Fourth, the results indicate that in some situations, the fisheries management measures implemented by one coastal community (a village or a municipality) may have a greater impact on reef-fish populations outside, as opposed to within, their jurisdiction (also see Almany et al. 2013). That is, returns or feedback in terms of larval supply may be less at smaller scales of management compared to external recruitment subsidies. Here, feedback is likely to be much weaker at the scale of individual NTMRs managed by villages compared to management at the municipal level. On the other hand, feedback could be weaker within a single municipality compared to collaborative management between two or more adjacent municipalities. Weaker feedback emphasises the importance of nested management and cooperation among ecologically connected, but politically separate, management units to harness the recruitment subsidy effect of individual NTMRs more effectively. Collaboration among independent management units is one strategy by which local-scale actions subject to socio-economic constraints can be scaled up to address regional objectives (Mills et al. 2010; Weeks et al. 2014). This strategy has had some success in forming NTMR networks within a broader ecosystem management framework in situations where fisheries management has been delegated to more local levels (Lowry et al. 2009; Horigue et al. 2012, 2016; Weeks et al. 2014). However, weak institutional support at the network level remains a major hurdle (White et al. 2014).

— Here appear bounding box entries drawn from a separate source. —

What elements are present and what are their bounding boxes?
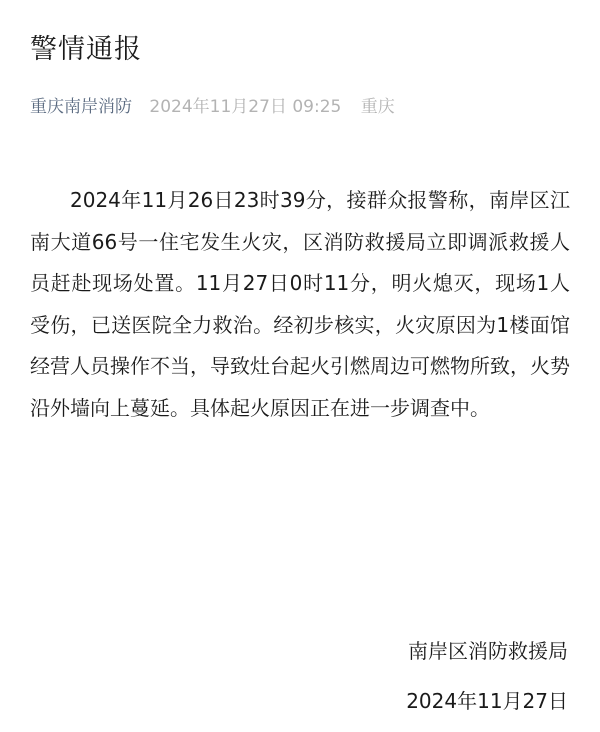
publish-time: 2024年11月27日 09:25: [149, 97, 341, 117]
author-link[interactable]: 重庆南岸消防: [30, 97, 132, 117]
article-body: 2024年11月26日23时39分，接群众报警称，南岸区江南大道66号一住宅发生…: [30, 180, 570, 429]
signature-date: 2024年11月27日: [406, 686, 568, 716]
article-title: 警情通报: [30, 30, 142, 70]
article-meta: 重庆南岸消防 2024年11月27日 09:25 重庆: [30, 93, 395, 121]
publish-location: 重庆: [361, 97, 395, 117]
signature-organization: 南岸区消防救援局: [408, 636, 568, 666]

In conclusion, this study validated an integral process in the ecological basis for NTMR networks. The results underscored the importance of, and provide justification for, close spacing between small NTMRs to form a dense and mutually replenishing network. This is especially important in regions where large NTMRs are less feasible. The study also highlighted significant challenges for the creation of large-scale NTMR networks in coral-reef countries: (1) strengthening coordinated management across political or customary boundaries; and (2) ensuring adequate population connectivity to sustain reef-fish populations. The first is necessitated by a high likelihood of larval dispersal at spatial scales that can encompass independent management units but in the archipelagic setting of many coral-reef countries may also mean dependence of a network on management units outside of this network. The second will require protecting a relatively large fraction of reefs within NTMRs and significantly reducing fishing pressure. These challenges should be addressed with high priority as advocacy for NTMR networks in the developing world continues to grow.